RL for Agile Locomotion

Challenge

Reinforcement learning allows robust and agile control of non-linear, high degree of freedom robots with complex contact-force interactions. As a class assignment, I implement a Actor-Critic RL algorithm to control a legged robot in sim. I run experiments to identify how different variance-reduction techniques and hyperparameter tunings affect learning.

Solution Summary

For this project, I:

  1. Implement reinforcement learning using an on-policy policy gradient algorithm
  2. Ablate implementation components to understand impact on training
  3. Vary hyperparameter tuning to understand impact on training

Actor-Critic RL Implementation

At each timestep, the torque applied to each motor in the robot is sampled from a multidimensional Gaussian parameterized by the output of a multilayer perceptron (the policy or Actor) based on the current state of the robot and the environment. We incentivize certain behaviours (like stable, forward motion) by giving a high score (the reward) to trajectories that achieve it. The policy is trained to make high-reward trajectories more likely. This is done through maximizing the surrogate loss function: sum over all (action, observation) pairs in the rollout the (log_prob(policy(action given the observation) * discounted trajectory reward))

To increase training stability, I implement reward-to-go (RTG) rewards, a value function baseline (nnbaseline) and general advantage estimation (GAE):

  1. RTG: Instead of training on the full trajectory reward, we want to judge an action based only on the rewards that result from it, so we weight it in the loss function based on the reward-to-go (sum of the rewards from the timestamp of action to the end of the trajectory).
  2. nnbaseline: We subtract from the reward an estimate of the value function for the given state. One can prove subtracting a function of state in the loss function has no effect on long-term convergence, but can reduce training variance. The intuition for subtracting the value function (the Critic) is that we learn more from a surprising observation than an expected one.
  3. GAE: The value function is learned and quite inaccurate throughout training. We mitigate this issue by including in our value function estimate reward samples from the environment. We call this technique general advantage estimation.

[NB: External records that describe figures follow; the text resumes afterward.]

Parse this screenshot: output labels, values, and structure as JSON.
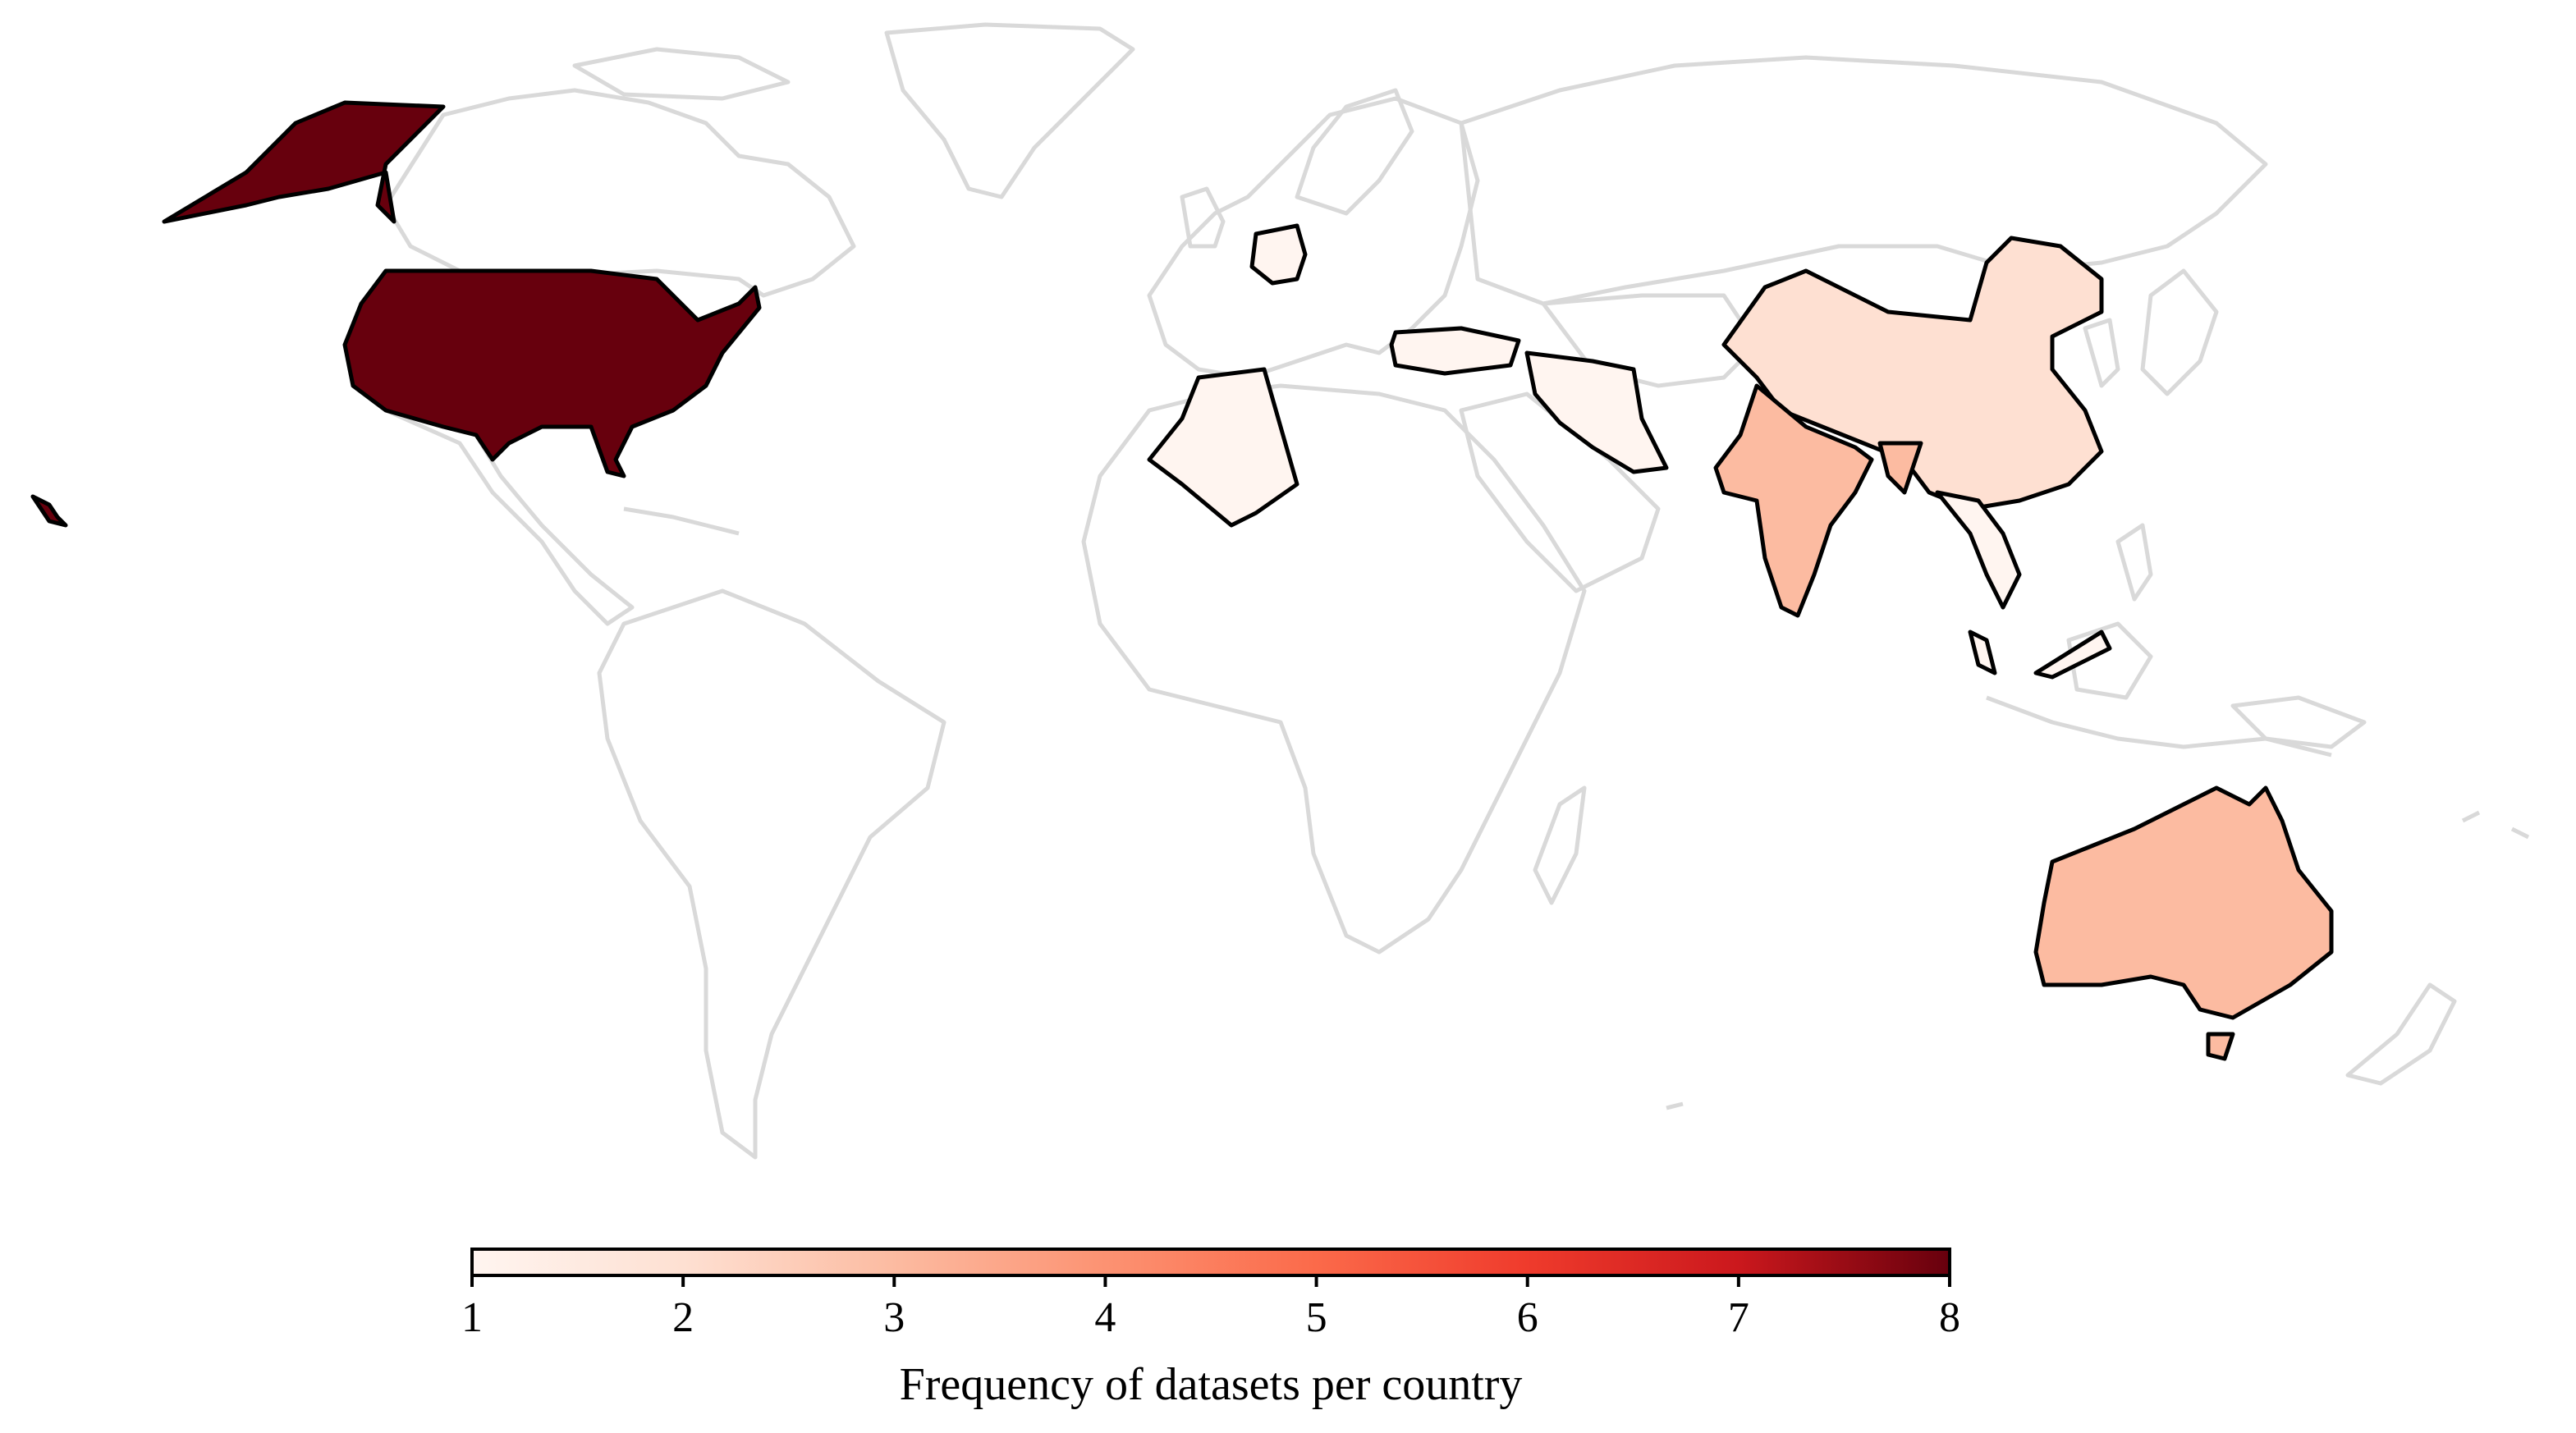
{
  "map": {
    "colormap": "Reds",
    "colorbar": {
      "min": 1,
      "max": 8,
      "ticks": [
        "1",
        "2",
        "3",
        "4",
        "5",
        "6",
        "7",
        "8"
      ],
      "label": "Frequency of datasets per country",
      "orientation": "horizontal",
      "placement": "bottom"
    },
    "colors": {
      "border_default": "#d9d9d9",
      "border_highlight": "#000000",
      "scale": [
        "#fff5f0",
        "#fee0d2",
        "#fcbba1",
        "#fc9272",
        "#fb6a4a",
        "#ef3b2c",
        "#cb181d",
        "#67000d"
      ]
    },
    "highlighted_countries": [
      {
        "key": "usa",
        "value": 8
      },
      {
        "key": "germany",
        "value": 1
      },
      {
        "key": "algeria",
        "value": 1
      },
      {
        "key": "turkey",
        "value": 1
      },
      {
        "key": "iran",
        "value": 1
      },
      {
        "key": "china",
        "value": 2
      },
      {
        "key": "india",
        "value": 3
      },
      {
        "key": "bangladesh",
        "value": 3
      },
      {
        "key": "australia",
        "value": 3
      },
      {
        "key": "thailand",
        "value": 1
      },
      {
        "key": "malaysia",
        "value": 1
      }
    ]
  }
}
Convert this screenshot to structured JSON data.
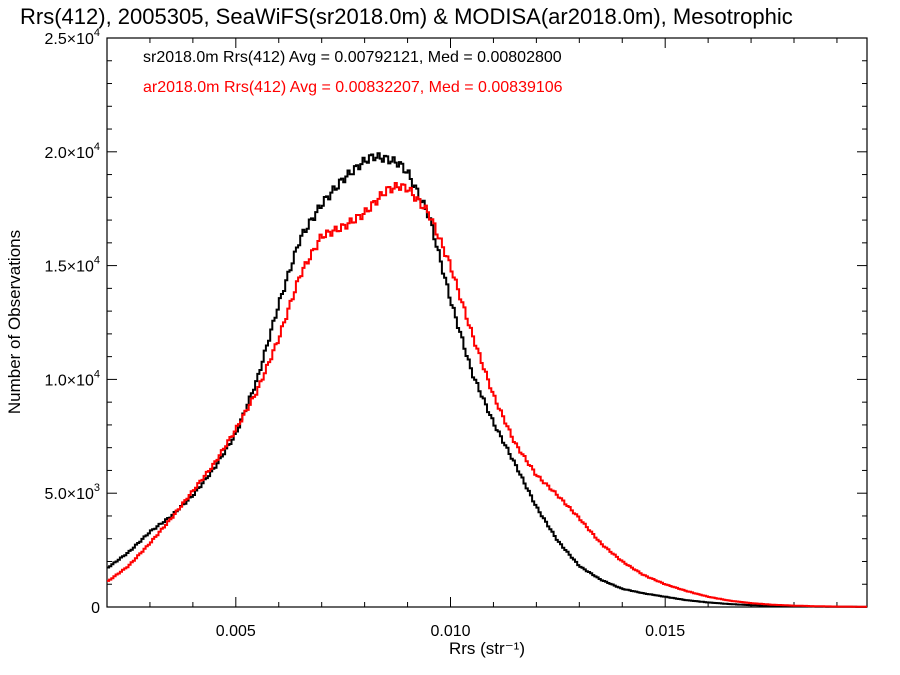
{
  "chart_data": {
    "type": "line",
    "title": "Rrs(412), 2005305, SeaWiFS(sr2018.0m) & MODISA(ar2018.0m), Mesotrophic",
    "xlabel": "Rrs (str⁻¹)",
    "ylabel": "Number of Observations",
    "xlim": [
      0.002,
      0.0197
    ],
    "ylim": [
      0,
      25000
    ],
    "x_ticks": [
      0.005,
      0.01,
      0.015
    ],
    "x_tick_labels": [
      "0.005",
      "0.010",
      "0.015"
    ],
    "y_ticks": [
      0,
      5000,
      10000,
      15000,
      20000,
      25000
    ],
    "y_tick_labels": [
      {
        "base": "0",
        "exp": ""
      },
      {
        "base": "5.0×10",
        "exp": "3"
      },
      {
        "base": "1.0×10",
        "exp": "4"
      },
      {
        "base": "1.5×10",
        "exp": "4"
      },
      {
        "base": "2.0×10",
        "exp": "4"
      },
      {
        "base": "2.5×10",
        "exp": "4"
      }
    ],
    "grid": false,
    "legend_position": "top-left",
    "series": [
      {
        "name": "sr2018.0m Rrs(412) Avg = 0.00792121, Med = 0.00802800",
        "color": "#000000",
        "x": [
          0.002,
          0.0025,
          0.003,
          0.0035,
          0.004,
          0.0045,
          0.005,
          0.0055,
          0.006,
          0.0065,
          0.007,
          0.0075,
          0.008,
          0.0082,
          0.0085,
          0.0088,
          0.009,
          0.0095,
          0.01,
          0.0105,
          0.011,
          0.0115,
          0.012,
          0.0125,
          0.013,
          0.0135,
          0.014,
          0.0145,
          0.015,
          0.0155,
          0.016,
          0.0165,
          0.017,
          0.0175,
          0.018,
          0.0185,
          0.019,
          0.0197
        ],
        "values": [
          1700,
          2400,
          3300,
          4000,
          4900,
          6100,
          7600,
          10000,
          13300,
          16200,
          17700,
          18800,
          19600,
          19800,
          19700,
          19500,
          19100,
          17200,
          13500,
          10300,
          8100,
          6300,
          4400,
          2900,
          1800,
          1200,
          800,
          600,
          450,
          300,
          200,
          130,
          80,
          50,
          30,
          20,
          10,
          5
        ]
      },
      {
        "name": "ar2018.0m Rrs(412) Avg = 0.00832207, Med = 0.00839106",
        "color": "#ff0000",
        "x": [
          0.002,
          0.0025,
          0.003,
          0.0035,
          0.004,
          0.0045,
          0.005,
          0.0055,
          0.006,
          0.0065,
          0.007,
          0.0075,
          0.008,
          0.0085,
          0.0088,
          0.009,
          0.0095,
          0.01,
          0.0105,
          0.011,
          0.0115,
          0.012,
          0.0125,
          0.013,
          0.0135,
          0.014,
          0.0145,
          0.015,
          0.0155,
          0.016,
          0.0165,
          0.017,
          0.0175,
          0.018,
          0.0185,
          0.019,
          0.0197
        ],
        "values": [
          1100,
          1800,
          2800,
          3900,
          5100,
          6300,
          7800,
          9500,
          11800,
          14600,
          16300,
          16700,
          17300,
          18300,
          18500,
          18400,
          17300,
          15000,
          12000,
          9300,
          7200,
          5800,
          4900,
          3900,
          2800,
          2000,
          1400,
          1000,
          700,
          450,
          280,
          170,
          100,
          60,
          35,
          20,
          10
        ]
      }
    ]
  }
}
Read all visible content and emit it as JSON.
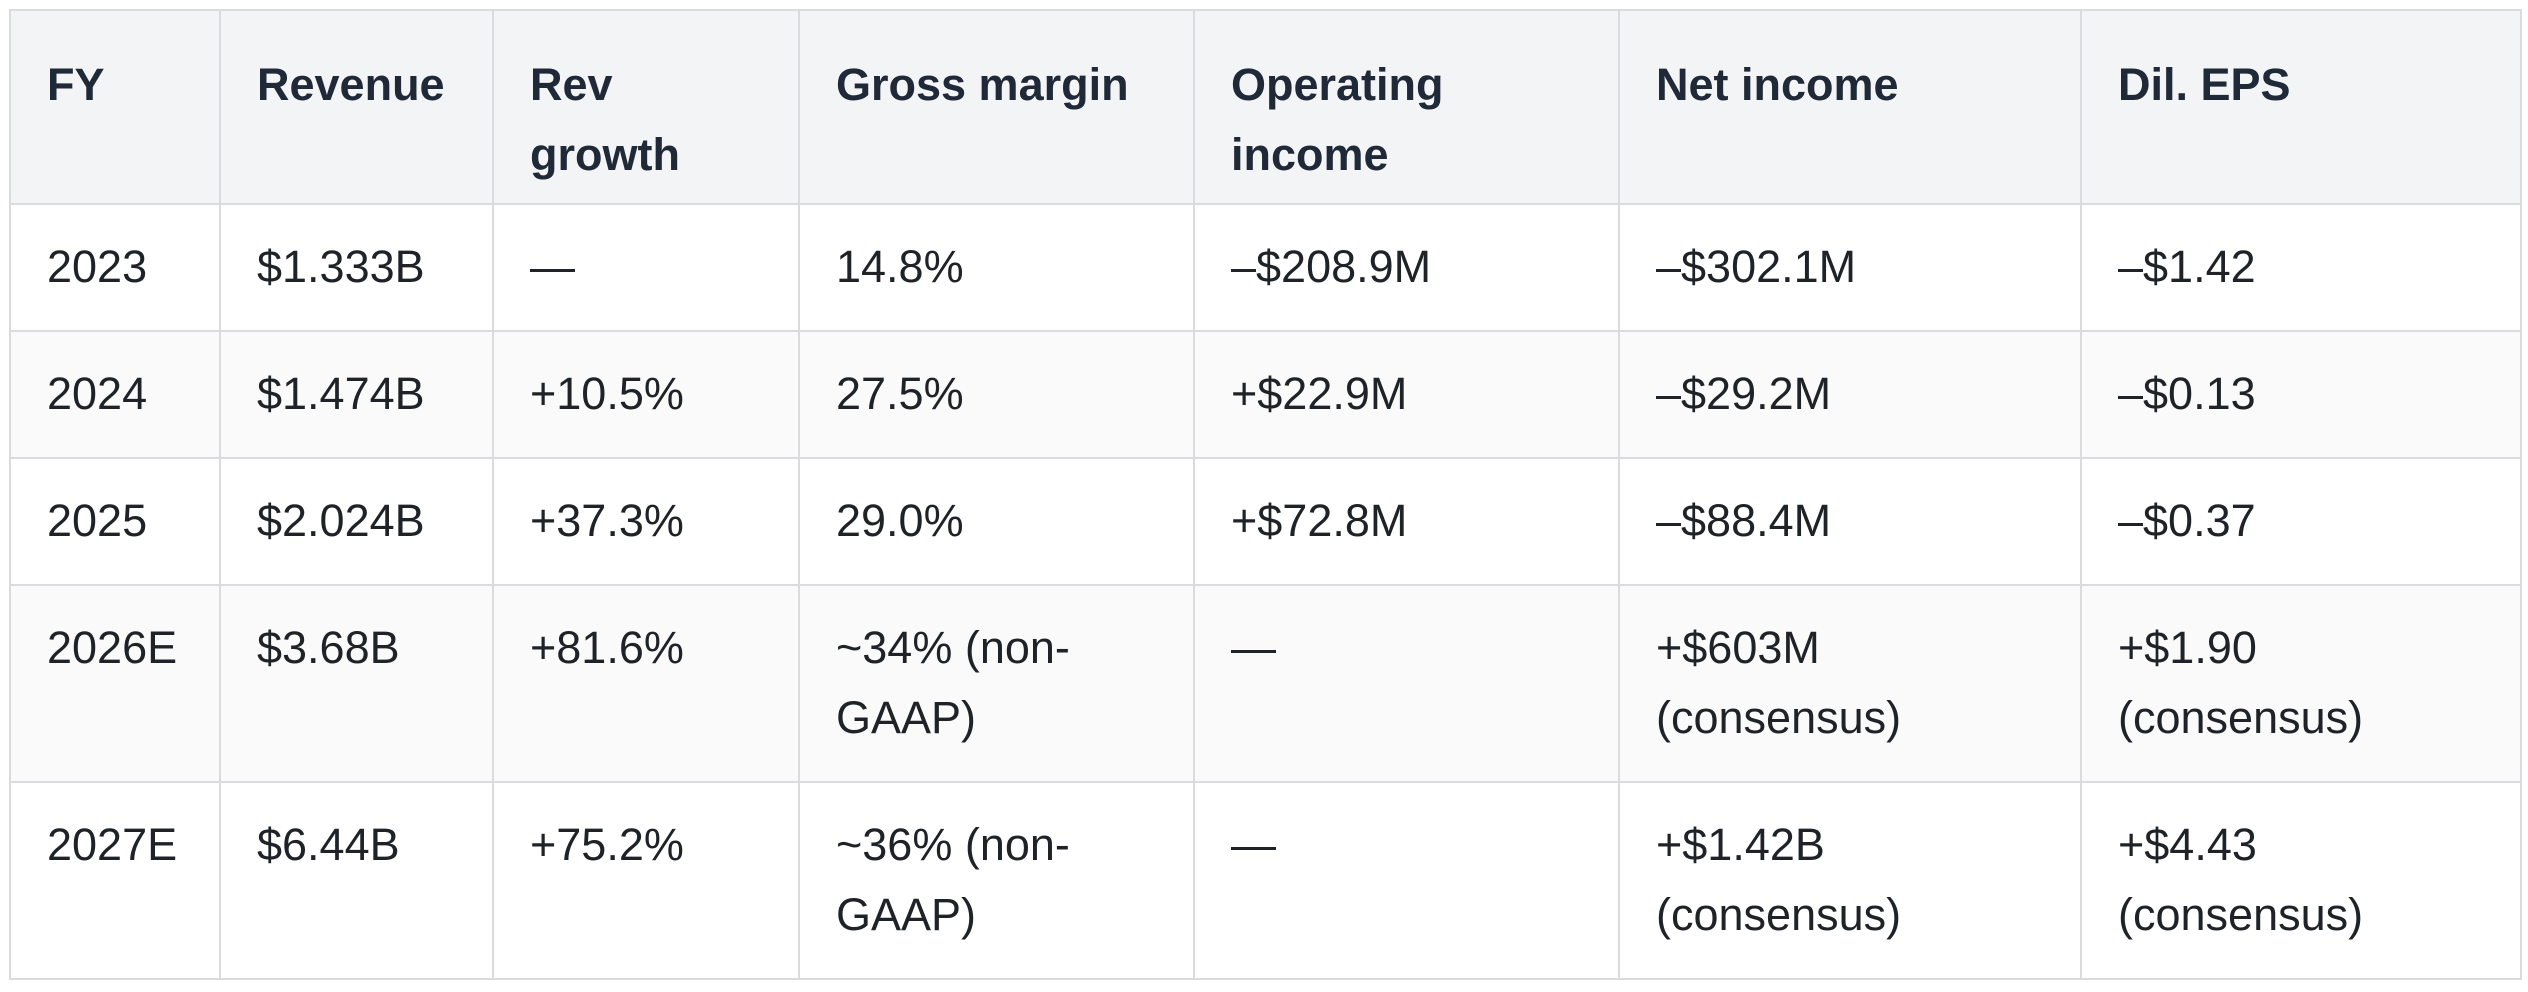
{
  "table": {
    "headers": [
      "FY",
      "Revenue",
      "Rev growth",
      "Gross margin",
      "Operating income",
      "Net income",
      "Dil. EPS"
    ],
    "rows": [
      [
        "2023",
        "$1.333B",
        "—",
        "14.8%",
        "–$208.9M",
        "–$302.1M",
        "–$1.42"
      ],
      [
        "2024",
        "$1.474B",
        "+10.5%",
        "27.5%",
        "+$22.9M",
        "–$29.2M",
        "–$0.13"
      ],
      [
        "2025",
        "$2.024B",
        "+37.3%",
        "29.0%",
        "+$72.8M",
        "–$88.4M",
        "–$0.37"
      ],
      [
        "2026E",
        "$3.68B",
        "+81.6%",
        "~34% (non-GAAP)",
        "—",
        "+$603M (consensus)",
        "+$1.90 (consensus)"
      ],
      [
        "2027E",
        "$6.44B",
        "+75.2%",
        "~36% (non-GAAP)",
        "—",
        "+$1.42B (consensus)",
        "+$4.43 (consensus)"
      ]
    ]
  },
  "colors": {
    "header_bg": "#f3f4f6",
    "border": "#d9dbde",
    "text": "#1f2328"
  }
}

In the equation below, J is the expected reward we seek to optimize, and delJ is the gradient step we take to maximize it.

Ablation Study

I conducted four training runs of batch size 10000, and learning rate 0.02. Two used a value function baseline (nnbaseline) and two used reward-to-go rewards (RTG).



Use of a value function baseline appears to significantly accelerate training and RTG appears to somewhat reduce training variance.

Hyperparameter Tuning

Using RTG and an nnbaseline (see ablation study above), I vary the learning rate (lr) and batch size (b) through all combinations of lr = (0.01, 0.02, 0.005) and b = (15000, 35000, 55000).

For a given learning rate, my experiments show that a larger batch size accelerates learning per iteration. This makes sense as a larger batch size means the data sample is more representative of the model's behaviour across a range of situations. With that said, larger batches take a significantly longer time to train. For a given batch size, the effect of learning rate appears more complicated. The lowest (0.005) learning rate delivered the lowest average reward. The highest learning rate (0.02) appeared to produce the fastest learning, but also the least stable with high variance. This makes sense as a higher learning rate means more rapid gradient descent, but at the risk of potentially overshooting the descent contour of the parameter manifold.

Result

Based on the hyperparameter tuning and ablation experiments above, I trained a legged robot in sim. In terms of design, I used a policy network with 3 hidden 32 neuron layers, RTG, a value function baseline, and GAE. In terms of hyperparameters, I used a learning rate of 0.02, a reward discount of 0.95, a batch size of 25000, and a lambda-gae of 0.99. The result, depicted at the top of the page is successful forward locomotion.